Economia e políticas públicas

Opinião|O que se pode cobrar do mercado?


Não é razoável esperar que o mercado financeiro reaja moralmente a fatos como o vídeo de inspiração nazista do ex-secretário da Cultura, Roberto Alvim. E isto não quer dizer que a sociedade brasileira e suas instituições não devam combater com toda a energia as escandalosas tendências antidemocráticas dentro do governo de Jair Bolsonaro.

Por Fernando Dantas

No dia 17 de janeiro, quando o ex-secretário Especial de Cultura, Roberto Alvim, fez o seu infame discurso parafraseando Joseph Goebbels, o mercado financeiro no Brasil teve um bom dia. A bolsa subiu, o dólar caiu e os juros recuaram em vencimentos importantes do mercado futuro.

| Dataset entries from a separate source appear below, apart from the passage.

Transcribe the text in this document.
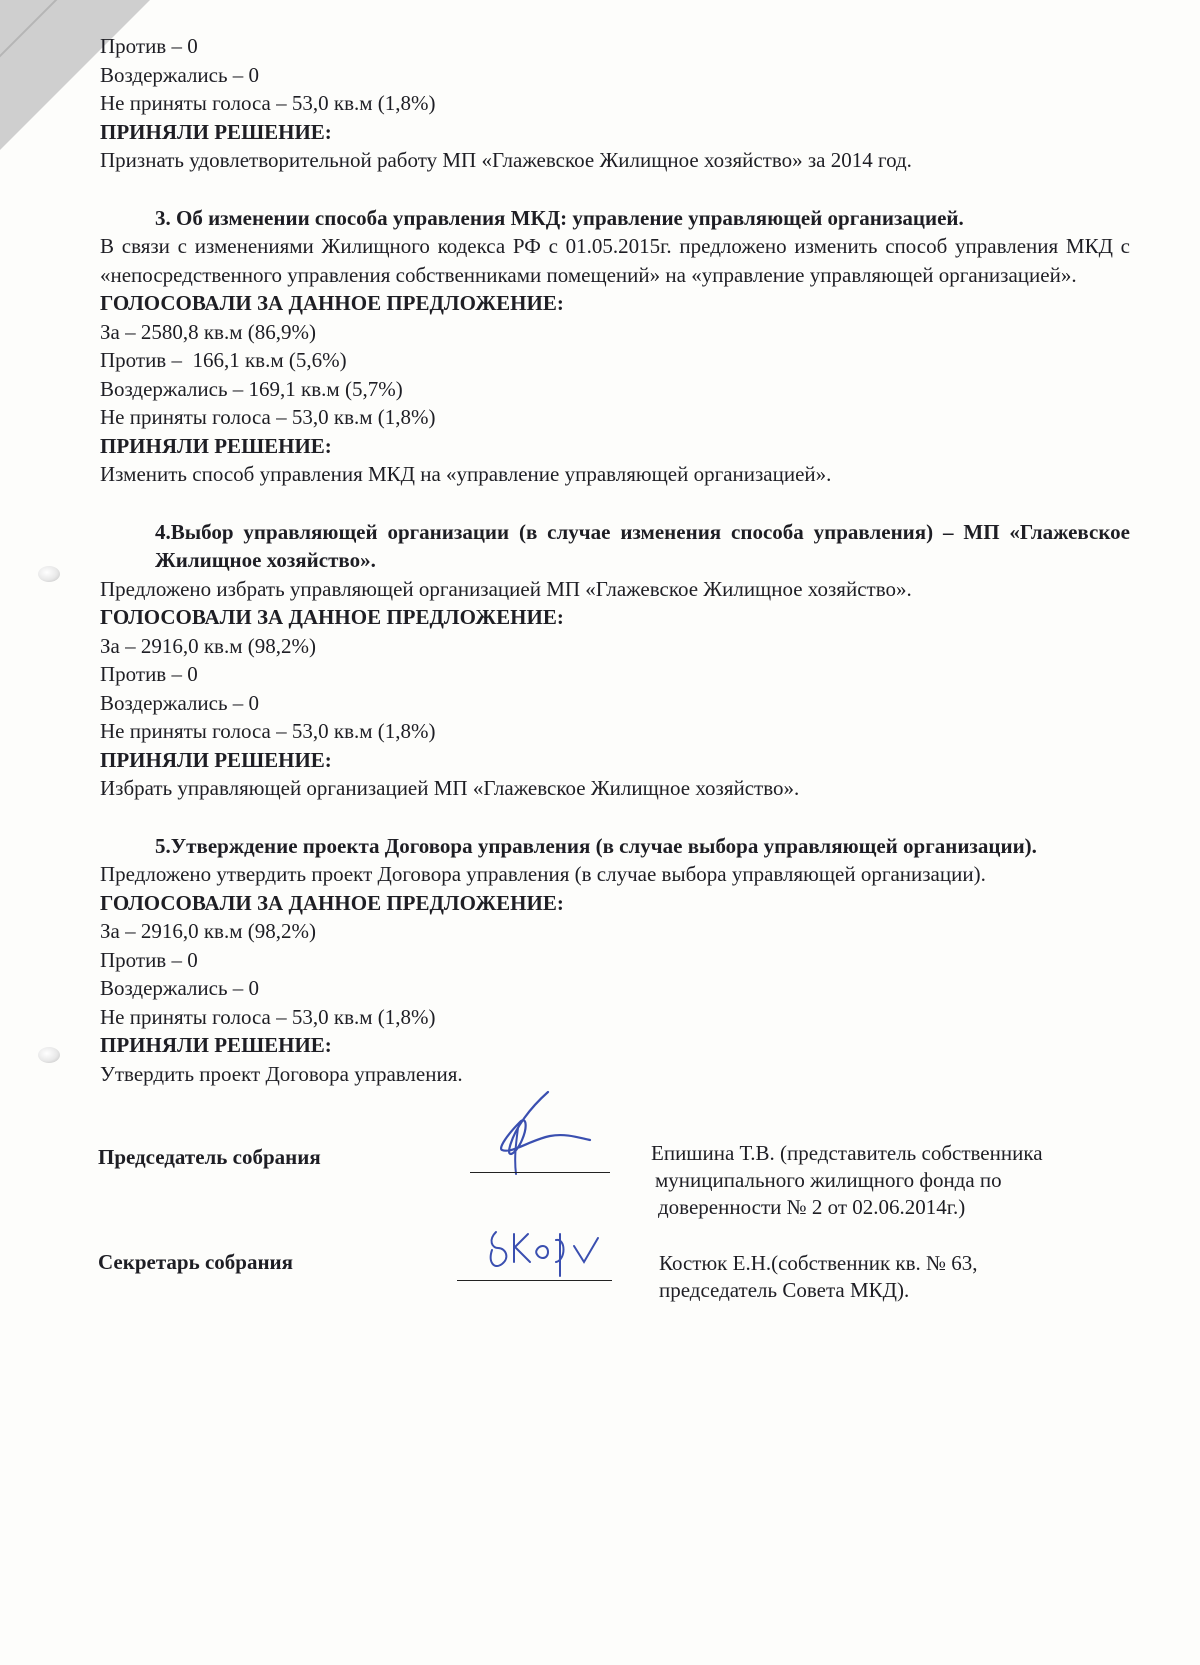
Против – 0

Воздержались – 0

Не приняты голоса – 53,0 кв.м (1,8%)

ПРИНЯЛИ РЕШЕНИЕ:

Признать удовлетворительной работу МП «Глажевское Жилищное хозяйство» за 2014 год.

3. Об изменении способа управления МКД: управление управляющей организацией.

В связи с изменениями Жилищного кодекса РФ с 01.05.2015г. предложено изменить способ управления МКД с «непосредственного управления собственниками помещений» на «управление управляющей организацией».

ГОЛОСОВАЛИ ЗА ДАННОЕ ПРЕДЛОЖЕНИЕ:

За – 2580,8 кв.м (86,9%)

Против –  166,1 кв.м (5,6%)

Воздержались – 169,1 кв.м (5,7%)

Не приняты голоса – 53,0 кв.м (1,8%)

ПРИНЯЛИ РЕШЕНИЕ:

Изменить способ управления МКД на «управление управляющей организацией».

4.Выбор управляющей организации (в случае изменения способа управления) – МП «Глажевское Жилищное хозяйство».

Предложено избрать управляющей организацией МП «Глажевское Жилищное хозяйство».

ГОЛОСОВАЛИ ЗА ДАННОЕ ПРЕДЛОЖЕНИЕ:

За – 2916,0 кв.м (98,2%)

Против – 0

Воздержались – 0

Не приняты голоса – 53,0 кв.м (1,8%)

ПРИНЯЛИ РЕШЕНИЕ:

Избрать управляющей организацией МП «Глажевское Жилищное хозяйство».

5.Утверждение проекта Договора управления (в случае выбора управляющей организации).

Предложено утвердить проект Договора управления (в случае выбора управляющей организации).

ГОЛОСОВАЛИ ЗА ДАННОЕ ПРЕДЛОЖЕНИЕ:

За – 2916,0 кв.м (98,2%)

Против – 0

Воздержались – 0

Не приняты голоса – 53,0 кв.м (1,8%)

ПРИНЯЛИ РЕШЕНИЕ:

Утвердить проект Договора управления.

Председатель собрания	Епишина Т.В. (представитель собственника
муниципального жилищного фонда по
доверенности № 2 от 02.06.2014г.)
Секретарь собрания	Костюк Е.Н.(собственник кв. № 63,
председатель Совета МКД).
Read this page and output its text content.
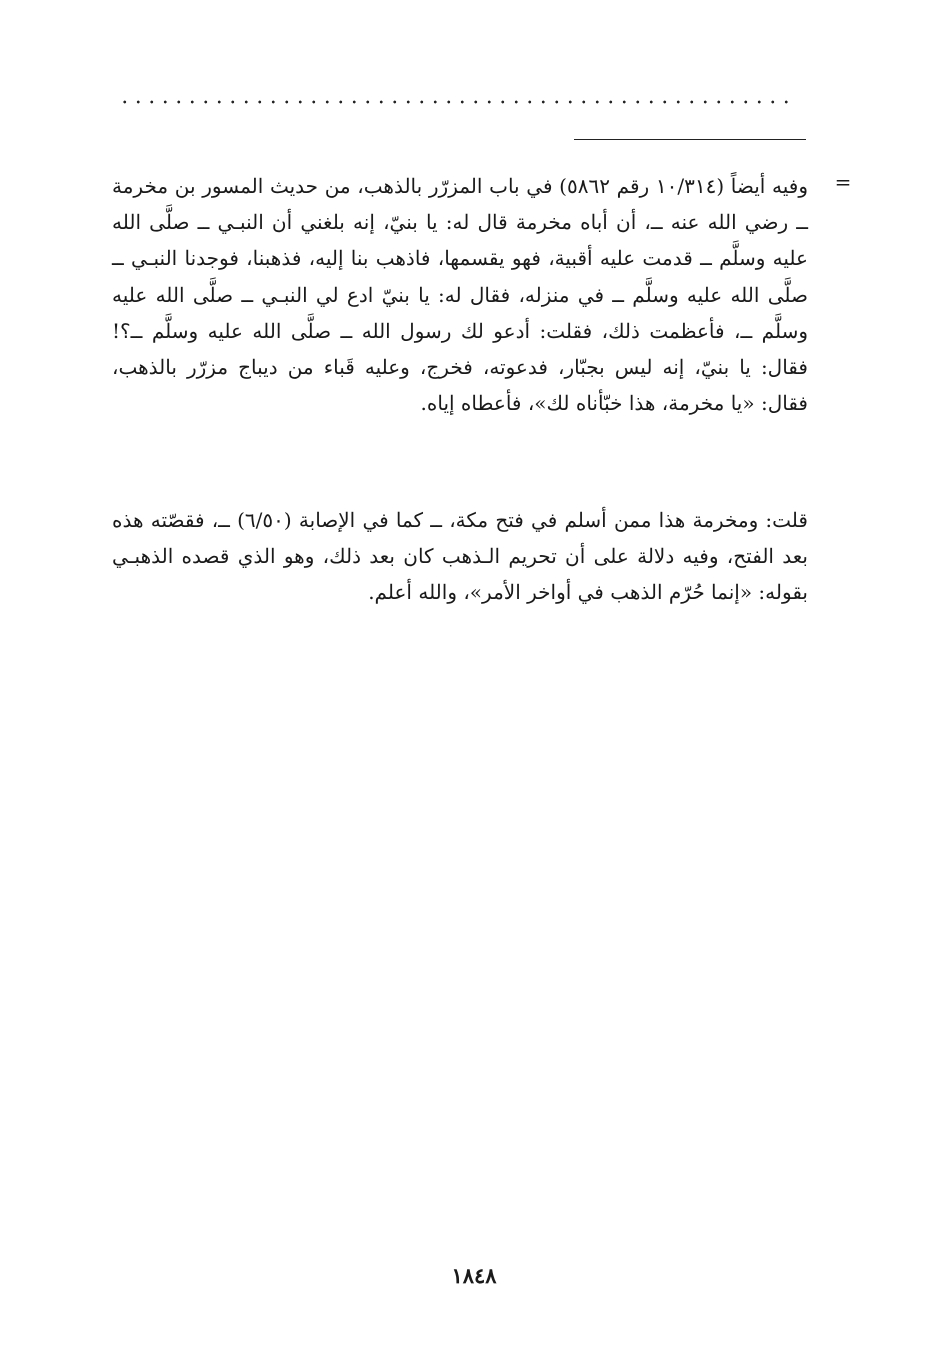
=

وفيه أيضاً (١٠/٣١٤ رقم ٥٨٦٢) في باب المزرّر بالذهب، من حديث المسور بن مخرمة ــ رضي الله عنه ــ، أن أباه مخرمة قال له: يا بنيّ، إنه بلغني أن النبـي ــ صلَّى الله عليه وسلَّم ــ قدمت عليه أقبية، فهو يقسمها، فاذهب بنا إليه، فذهبنا، فوجدنا النبـي ــ صلَّى الله عليه وسلَّم ــ في منزله، فقال له: يا بنيّ ادع لي النبـي ــ صلَّى الله عليه وسلَّم ــ، فأعظمت ذلك، فقلت: أدعو لك رسول الله ــ صلَّى الله عليه وسلَّم ــ؟! فقال: يا بنيّ، إنه ليس بجبّار، فدعوته، فخرج، وعليه قَباء من ديباج مزرّر بالذهب، فقال: «يا مخرمة، هذا خبّأناه لك»، فأعطاه إياه.

قلت: ومخرمة هذا ممن أسلم في فتح مكة، ــ كما في الإصابة (٦/٥٠) ــ، فقصّته هذه بعد الفتح، وفيه دلالة على أن تحريم الـذهب كان بعد ذلك، وهو الذي قصده الذهبـي بقوله: «إنما حُرّم الذهب في أواخر الأمر»، والله أعلم.

١٨٤٨
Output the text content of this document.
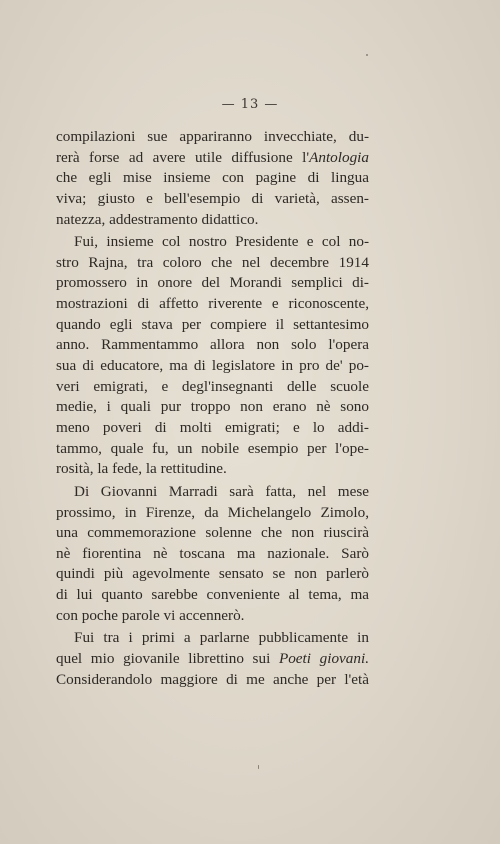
— 13 —
compilazioni sue appariranno invecchiate, du-
rerà forse ad avere utile diffusione l'Antologia
che egli mise insieme con pagine di lingua
viva; giusto e bell'esempio di varietà, assen-
natezza, addestramento didattico.
Fui, insieme col nostro Presidente e col no-
stro Rajna, tra coloro che nel decembre 1914
promossero in onore del Morandi semplici di-
mostrazioni di affetto riverente e riconoscente,
quando egli stava per compiere il settantesimo
anno. Rammentammo allora non solo l'opera
sua di educatore, ma di legislatore in pro de' po-
veri emigrati, e degl'insegnanti delle scuole
medie, i quali pur troppo non erano nè sono
meno poveri di molti emigrati; e lo addi-
tammo, quale fu, un nobile esempio per l'ope-
rosità, la fede, la rettitudine.
Di Giovanni Marradi sarà fatta, nel mese
prossimo, in Firenze, da Michelangelo Zimolo,
una commemorazione solenne che non riuscirà
nè fiorentina nè toscana ma nazionale. Sarò
quindi più agevolmente sensato se non parlerò
di lui quanto sarebbe conveniente al tema, ma
con poche parole vi accennerò.
Fui tra i primi a parlarne pubblicamente in
quel mio giovanile librettino sui Poeti giovani.
Considerandolo maggiore di me anche per l'età
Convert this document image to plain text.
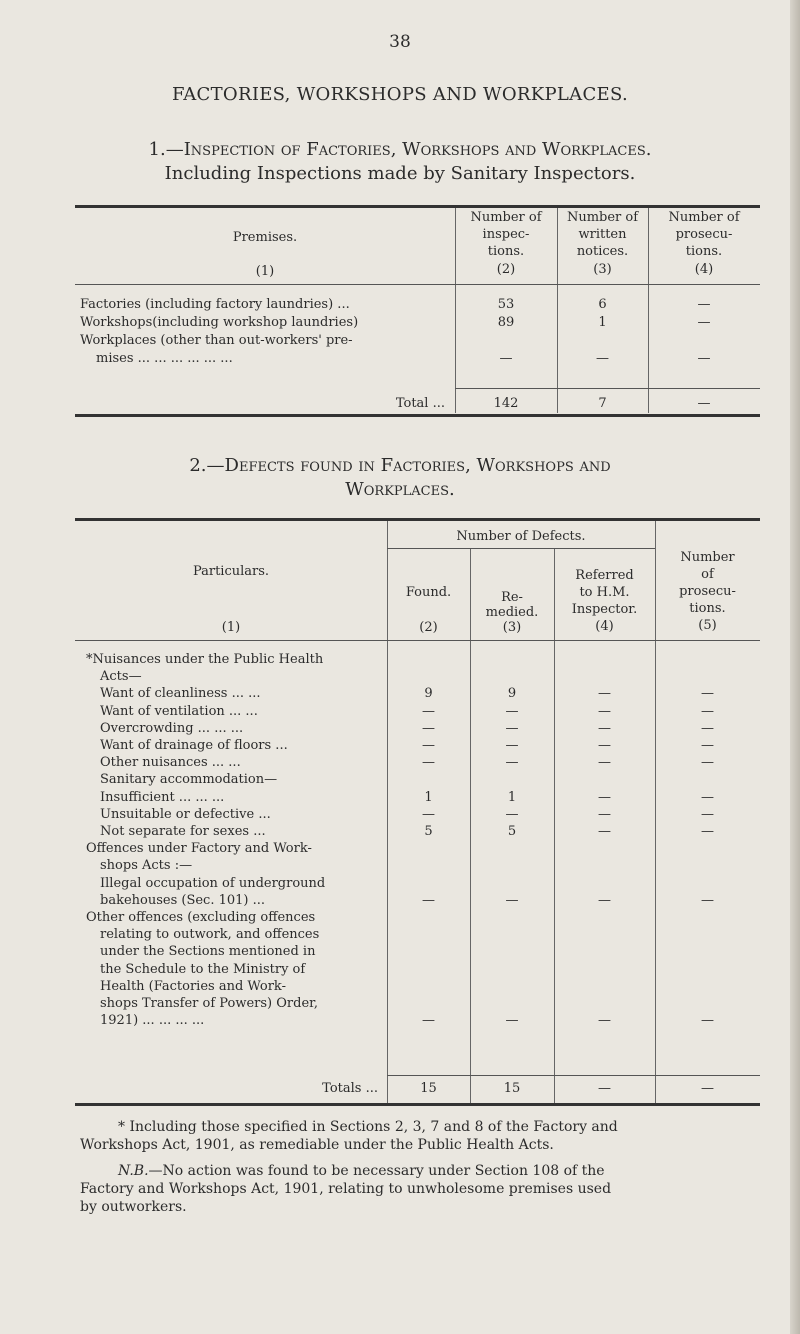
38
FACTORIES, WORKSHOPS AND WORKPLACES.
1.—Inspection of Factories, Workshops and Workplaces.
Including Inspections made by Sanitary Inspectors.
Premises.
(1)
Number of
inspec-
tions.
(2)
Number of
written
notices.
(3)
Number of
prosecu-
tions.
(4)
Factories (including factory laundries) ...	53	6	—
Workshops(including workshop laundries)	89	1	—
Workplaces (other than out-workers' pre-
mises ... ... ... ... ... ...	—	—	—
Total ...	142	7	—
2.—Defects found in Factories, Workshops and
Workplaces.
Number of Defects.
Particulars.
(1)
Found.
(2)
Re-
medied.
(3)
Referred
to H.M.
Inspector.
(4)
Number
of
prosecu-
tions.
(5)
*Nuisances under the Public Health
Acts—
Want of cleanliness ... ...	9	9	—	—
Want of ventilation ... ...	—	—	—	—
Overcrowding ... ... ...	—	—	—	—
Want of drainage of floors ...	—	—	—	—
Other nuisances ... ...	—	—	—	—
Sanitary accommodation—
Insufficient ... ... ...	1	1	—	—
Unsuitable or defective ...	—	—	—	—
Not separate for sexes ...	5	5	—	—
Offences under Factory and Work-
shops Acts :—
Illegal occupation of underground
bakehouses (Sec. 101) ...	—	—	—	—
Other offences (excluding offences
relating to outwork, and offences
under the Sections mentioned in
the Schedule to the Ministry of
Health (Factories and Work-
shops Transfer of Powers) Order,
1921) ... ... ... ...	—	—	—	—
Totals ...	15	15	—	—
* Including those specified in Sections 2, 3, 7 and 8 of the Factory and
Workshops Act, 1901, as remediable under the Public Health Acts.
N.B.—No action was found to be necessary under Section 108 of the
Factory and Workshops Act, 1901, relating to unwholesome premises used
by outworkers.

O contraste entre a felicidade do mercado e o estado de choque e escândalo da sociedade civil, com o episódio Alvim, levou diversos analistas a afirmarem que o "mercado" é amoral e só pensa nos lucros, indiferente a riscos autoritários e mesmo fascistas que pairam sobre a sociedade brasileira.

O "mercado" está entre aspas porque, apesar de informalmente ser muito comum (o próprio colunista faz isto) dizer que "o mercado acha isso", ou o "mercado teme aquilo", há uma grande diferença entre mercado e outras organizações da sociedade.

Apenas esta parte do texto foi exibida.